Jackie and du Pont peopled her committee with seven women and four men with “extensive curatorial and/or collecting experience.” Among them: Sister Parish, the decorator that Jackie used on N Street; David Finley, former director of the National Gallery of Art; and Mrs. Albert Lasker, a collector of French art and trustee of the Museum of Modern Art. For all their expertise, the value of most committee members was in their connections and their ability to wrest from those connections money and donations. (One of Jackie’s masterstrokes was to have the White House declared a national museum; thereafter, donations of art and furniture were tax deductible.) The true academic core of the committee belonged, in true Washington fashion, to a subcommittee dubbed the Fine Arts Advisory Committee, which consisted of sixteen museum curators and two scholars. The Advisory Committee produced a paper arguing for an expansive view of the restoration: “To furnish the White House uniformly in the eighteenth century style current when it was built would give a static even monotonous air to a house whose history is by no means finished. . . . It will therefore be necessary to be eclectic.”

This pronouncement fit well into Jackie’s plans. While
restoration
is an indisputably accurate term for what she did to many of the rooms in the White House, the work of the committee also simply gave her and her decorators unparalleled access to the sort of antiques she coveted for the
redecoration
of the rest of it, whatever term she chose to use. That’s not to detract from the amazing restorative work she did bring
to 1600 Pennsylvania Avenue. “Without question,” Barbara Perry wrote, “she redecorated all of the White House rooms, and some she restored to particular historical eras through furniture, wall, floor, and window treatments, and lighting. The Blue Room took on the air of its Monroe-period, Francophilic incarnation; the Red Room depicted early nineteenth-century Franco-American Empire; the Green Room displayed Federal-era furniture; the Treaty Room and the Lincoln Bedroom exhibited Victorian decor (Mrs. Kennedy’s least favorite style but one she felt compelled to represent); the East Room and State Dining Room preserved many of the 1902 McKim elements.”

The three biggest players in her restoration effort turned out to be du Pont, Parish, and a French decorator named Stephane Boudin, each with expertise, reputation, and ego to match. The three were often at cross-purposes, and Jackie was to use every ounce of her charm, diplomacy, and cunning to keep them in detente, if not harmony.
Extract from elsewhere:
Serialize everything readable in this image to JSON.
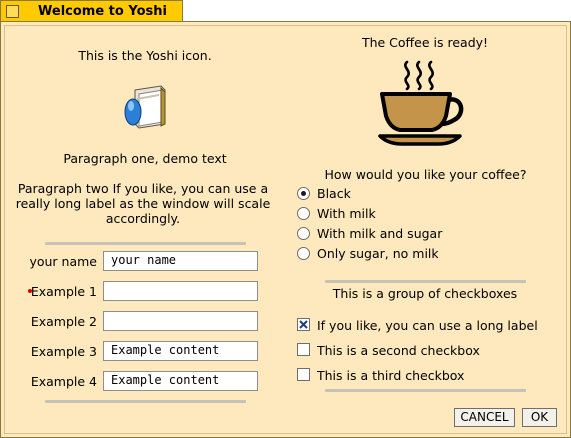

Jackie had a great working relationship with Sister Parish, but “her classic country, chintz-laden interiors were simply not suited to the stately public rooms of the White House,” Perry wrote. “Consequently, her work was primarily confined to the second-floor hallways and family quarters. . . .” Du Pont, as the nation’s foremost expert on US decorative arts, was invaluable, but Jackie’s tastes tended to run more toward the Continental than his. Enter Boudin, who’d decorated stately homes (including for the Duke and Duchess of Windsor) throughout England: He stood in as proxy for Jackie’s tastes. Where most rooms ended up displaying a combination of Boudin’s and du Pont’s influences (one usually dominant), Parish’s designs, except for the Yellow Oval Room, were mostly redone by the end of 1963.
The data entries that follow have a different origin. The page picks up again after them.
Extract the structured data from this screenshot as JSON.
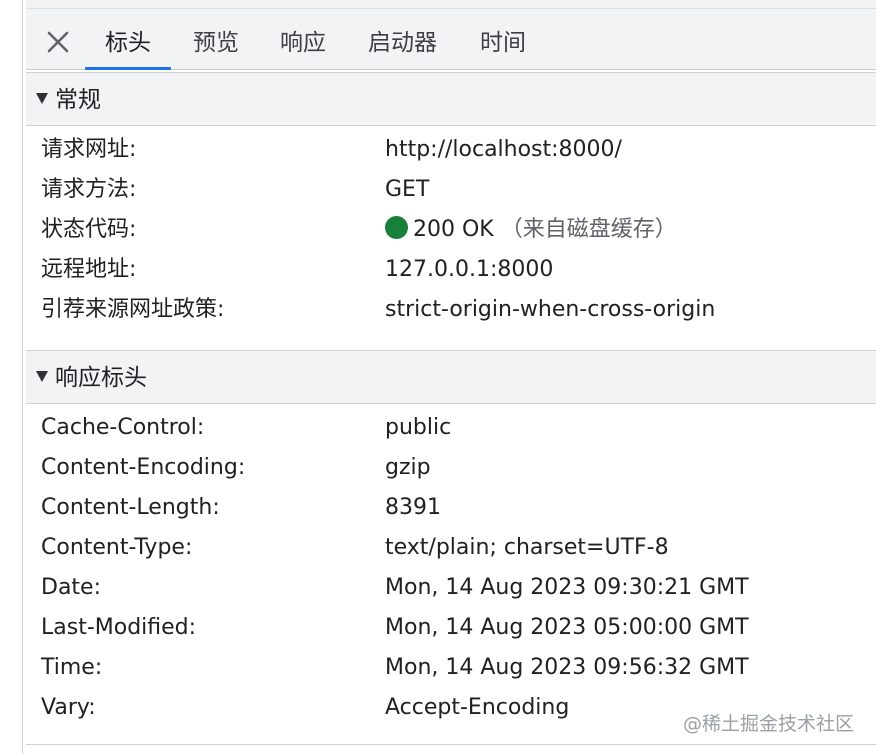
{
  "tabs": {
    "close_icon": "close-icon",
    "items": [
      "标头",
      "预览",
      "响应",
      "启动器",
      "时间"
    ],
    "active": "标头"
  },
  "general": {
    "title": "常规",
    "rows": [
      {
        "key": "请求网址:",
        "value": "http://localhost:8000/"
      },
      {
        "key": "请求方法:",
        "value": "GET"
      },
      {
        "key": "状态代码:",
        "value": "200 OK",
        "extra": "（来自磁盘缓存）"
      },
      {
        "key": "远程地址:",
        "value": "127.0.0.1:8000"
      },
      {
        "key": "引荐来源网址政策:",
        "value": "strict-origin-when-cross-origin"
      }
    ]
  },
  "response_headers": {
    "title": "响应标头",
    "rows": [
      {
        "key": "Cache-Control:",
        "value": "public"
      },
      {
        "key": "Content-Encoding:",
        "value": "gzip"
      },
      {
        "key": "Content-Length:",
        "value": "8391"
      },
      {
        "key": "Content-Type:",
        "value": "text/plain; charset=UTF-8"
      },
      {
        "key": "Date:",
        "value": "Mon, 14 Aug 2023 09:30:21 GMT"
      },
      {
        "key": "Last-Modified:",
        "value": "Mon, 14 Aug 2023 05:00:00 GMT"
      },
      {
        "key": "Time:",
        "value": "Mon, 14 Aug 2023 09:56:32 GMT"
      },
      {
        "key": "Vary:",
        "value": "Accept-Encoding"
      }
    ]
  },
  "colors": {
    "status_ok": "#188038",
    "accent": "#1a73e8"
  },
  "watermark": "@稀土掘金技术社区"
}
By the time JFK’s administration ended—early, tragically—in November 1963, the White House decor had been transformed by Jackie’s savvy mix of advocacy, politicking, and simple hard work. Her more lasting contribution was to create the official methods and safeguards to ensure that the White House will always remain a showplace and repository for all that is finest in America’s decorative tradition, a house of which all Americans can be proud. She also started a restoration movement, according to Corinne “Lindy” Boggs, a Democratic party power player and friend of both JFK and Jackie. Boggs praised “the inspiration that
[Jackie] was to so many remarkable restorations, rehabilitations, renovations of historic buildings and places, sites, [when] she made the White House a little museum. And she certainly encouraged the uplift and the renovation of thousands of buildings all over this country.”